LINE can cite numerous examples where we have worked with clients to skill up a rapid production effort that can then continue to function more or less autonomously. This goes beyond simple capability building.
LINE has supported the BBC and other clients in using rapid tools with what they call learning ‘patterns’ (put simply, defined sequences of templates) – giving a structure for learning. These patterns encode the knowledge LINE has gathered over the years about what works in online learning from its custom development practice, and allows the client to leverage that knowledge through their in-house rapid production.
Read went on to talk about how Mobile and serious games are rapidly becoming an important part of the learning and communications mix within Defence. LINE showed a considerable and growing body of work in these areas, including not only the iPad Fire Control Orders programme for the Royal Artillery, but also an innovative EPSS vehicle maintenance programme for iTouch, Cultural Awareness programmes for service personnel in Iraq and Afghanistan, now available on iPhone.
Fire Control Orders: case study
WO1 Neil Fowler and WO2 Charlie Lewis from RA TDT presented the Fire Control Orders programme created by the Royal Artillery in partnership with LINE, and gave some background to its development.
The project benefited from a degree of serendipity in its timing. An existing desire to improve on the training for fire control orders – which at the time required six weeks in the classroom, where learners were subjected to a fairly relentless barrage of PowerPoints – coincided with an interest at higher levels to trial blended learning solutions. The Army’s Learning Technologies Policy Unit offered the team funding to pilot a more relevant scenario-based training approach involving technology innovation. The project was put out to tender, and LINE won.

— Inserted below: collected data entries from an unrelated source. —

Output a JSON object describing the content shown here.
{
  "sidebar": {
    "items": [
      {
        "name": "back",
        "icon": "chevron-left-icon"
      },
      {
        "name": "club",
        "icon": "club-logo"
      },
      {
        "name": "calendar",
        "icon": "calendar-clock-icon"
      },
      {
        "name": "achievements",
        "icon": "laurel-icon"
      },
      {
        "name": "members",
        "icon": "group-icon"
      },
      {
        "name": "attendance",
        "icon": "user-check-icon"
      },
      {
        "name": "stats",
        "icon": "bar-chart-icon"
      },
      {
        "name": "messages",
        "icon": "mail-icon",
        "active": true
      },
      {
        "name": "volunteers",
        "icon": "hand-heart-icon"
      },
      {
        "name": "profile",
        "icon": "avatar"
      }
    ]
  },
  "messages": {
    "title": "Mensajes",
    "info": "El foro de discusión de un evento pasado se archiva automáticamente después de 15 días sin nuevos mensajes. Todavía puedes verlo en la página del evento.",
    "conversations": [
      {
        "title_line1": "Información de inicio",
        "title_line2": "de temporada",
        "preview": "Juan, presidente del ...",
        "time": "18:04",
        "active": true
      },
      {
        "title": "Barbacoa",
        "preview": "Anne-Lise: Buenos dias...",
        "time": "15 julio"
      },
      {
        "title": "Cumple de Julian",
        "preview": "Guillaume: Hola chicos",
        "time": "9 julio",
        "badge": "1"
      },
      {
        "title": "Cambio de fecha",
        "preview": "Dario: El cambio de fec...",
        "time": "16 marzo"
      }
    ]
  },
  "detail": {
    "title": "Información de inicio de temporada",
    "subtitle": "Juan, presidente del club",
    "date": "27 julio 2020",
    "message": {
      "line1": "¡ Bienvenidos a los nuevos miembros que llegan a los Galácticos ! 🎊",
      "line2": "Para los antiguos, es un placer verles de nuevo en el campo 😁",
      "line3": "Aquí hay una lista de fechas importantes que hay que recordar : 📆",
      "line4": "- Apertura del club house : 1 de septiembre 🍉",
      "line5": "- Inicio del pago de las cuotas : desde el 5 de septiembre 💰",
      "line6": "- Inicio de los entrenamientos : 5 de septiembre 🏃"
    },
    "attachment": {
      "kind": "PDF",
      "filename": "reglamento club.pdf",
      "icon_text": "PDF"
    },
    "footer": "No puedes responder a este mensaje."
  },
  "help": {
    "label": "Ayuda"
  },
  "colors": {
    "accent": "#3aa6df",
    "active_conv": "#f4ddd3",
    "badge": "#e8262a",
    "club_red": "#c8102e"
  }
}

The challenge presented to them was catering for the learning needs of a diverse team comprising different roles and skill sets, the majority of them drawn from ‘the iPod generation’, who have been found not to respond well to PowerPoint-based training. Learners had to understand the language in which Fire Orders are communicated, and how to apply them in different scenarios. It was decided to deploy a gaming element to increase learner commitment, with two players going head to head.
Finding the right hardware platform for the learning was also challenge. Several options were reviewed, including Nintendo DS, ultramobile PC and others. Then, again serendipitously, the iPad was launched, which it was finally decided provided the optimum delivery device for the learning, not least because of the security provided by its high levels of encryption.
The team committed to putting all documentation on the device, as well as the learning. At the start of a course, every soldier gets an iPad, which is used in the initial training sessions and afterwards, and the same app is going out via the MOD’s Defence Learning Portal (DLP) for remote use, revision training, and as a refresher, enabling the agile solution to reach as far as the frontline.
Re-teach burden is curtailed, classroom time is reduced, and instructors are able to focus their time on correcting errors in exercises and dealing with specific training requirements. The PowerPoints have reduced and the students are now more empowered and in control.
The programme is currently being assessed in user-acceptance trials.
Conclusion
LINE’s contribution to the day was well received by the audience and generated several questions and comments about the challenges presented. The case study from the Royal School of Artillery also garnered a lot of interest. It was particularly heartening to hear how the RA TDT team, who were originally instructors at the school, without any experience of blended learning, have become enthusiastic advocates for the use of technology to support learning and were so open to sharing their knowledge gained through development of this programme.